Each towboat was outfitted with three huge engines, capable of delivering 10,000 horsepower, to turn the massive propellers that drove the boat through the water. From our vantage point on the river bank, we kids could hear the deep thrumming of the mighty engines under full power, going upstream. So, with this background, I could fully appreciate the significance of what Ray Jackson told me about how Harry Dyer checked the quality of the construction of these powerful little boats.

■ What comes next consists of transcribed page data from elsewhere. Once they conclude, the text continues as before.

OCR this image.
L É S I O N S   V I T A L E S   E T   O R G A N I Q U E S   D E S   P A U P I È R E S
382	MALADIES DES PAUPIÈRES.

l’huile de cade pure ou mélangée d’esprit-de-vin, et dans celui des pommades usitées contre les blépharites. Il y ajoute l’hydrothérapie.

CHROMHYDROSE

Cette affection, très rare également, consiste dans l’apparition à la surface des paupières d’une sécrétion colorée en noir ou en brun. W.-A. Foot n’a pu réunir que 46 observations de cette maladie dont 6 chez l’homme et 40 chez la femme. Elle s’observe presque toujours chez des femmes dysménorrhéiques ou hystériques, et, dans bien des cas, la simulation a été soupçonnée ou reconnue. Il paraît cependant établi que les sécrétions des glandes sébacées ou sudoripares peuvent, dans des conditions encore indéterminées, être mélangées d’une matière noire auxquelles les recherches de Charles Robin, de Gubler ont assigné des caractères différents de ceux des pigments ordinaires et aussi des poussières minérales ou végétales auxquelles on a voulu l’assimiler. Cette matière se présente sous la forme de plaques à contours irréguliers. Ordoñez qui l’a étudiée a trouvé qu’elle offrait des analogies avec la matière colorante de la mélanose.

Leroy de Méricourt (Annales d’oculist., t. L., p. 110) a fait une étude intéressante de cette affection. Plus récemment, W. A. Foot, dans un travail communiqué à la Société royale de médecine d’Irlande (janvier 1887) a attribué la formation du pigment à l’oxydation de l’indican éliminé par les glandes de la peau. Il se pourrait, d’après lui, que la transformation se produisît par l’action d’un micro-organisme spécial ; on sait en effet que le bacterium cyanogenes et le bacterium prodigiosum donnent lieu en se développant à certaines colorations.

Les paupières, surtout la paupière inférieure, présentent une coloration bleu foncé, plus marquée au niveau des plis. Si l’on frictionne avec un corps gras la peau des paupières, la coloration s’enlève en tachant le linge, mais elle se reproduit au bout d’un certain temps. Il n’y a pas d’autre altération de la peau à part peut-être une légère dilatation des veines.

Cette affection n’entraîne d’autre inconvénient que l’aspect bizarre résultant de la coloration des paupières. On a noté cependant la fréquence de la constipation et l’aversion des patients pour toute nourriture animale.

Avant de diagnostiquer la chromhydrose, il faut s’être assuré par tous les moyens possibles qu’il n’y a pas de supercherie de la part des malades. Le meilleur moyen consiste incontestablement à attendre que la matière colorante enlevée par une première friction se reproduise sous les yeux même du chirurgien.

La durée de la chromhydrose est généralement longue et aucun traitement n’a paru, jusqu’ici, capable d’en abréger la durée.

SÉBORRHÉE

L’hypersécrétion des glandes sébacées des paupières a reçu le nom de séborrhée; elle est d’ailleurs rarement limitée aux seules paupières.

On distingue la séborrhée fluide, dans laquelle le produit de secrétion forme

Before delivering a finished towboat to the company that bought it, Harry Dyer would assemble the entire construction crew; the engineers, the draftsmen, the welders, the bookkeepers and accountants, everybody, to come aboard the boat. Once everyone was gathered, Harry would order the engines started and brought up to a certain rate of speed. Then he would take out a new nickel and balance it on its edge near the outside rim of the deck. If the nickel stood on its edge, with the mighty engines running, Harry would pronounce the boat worthy of his high quality standards, and ready to be delivered. He would then place the nickel in a little velvet bag, and present it to the new owner as a keepsake and a reminder of the high standards under which the boat was built. Then they would all hold a little party to celebrate the completion of a high quality piece of work. If the nickel fell over during the demonstration, Harry would reject the entire project and order corrections that would reduce the vibrations to an acceptable level. Not until the nickel could stand on its edge would the boat be delivered.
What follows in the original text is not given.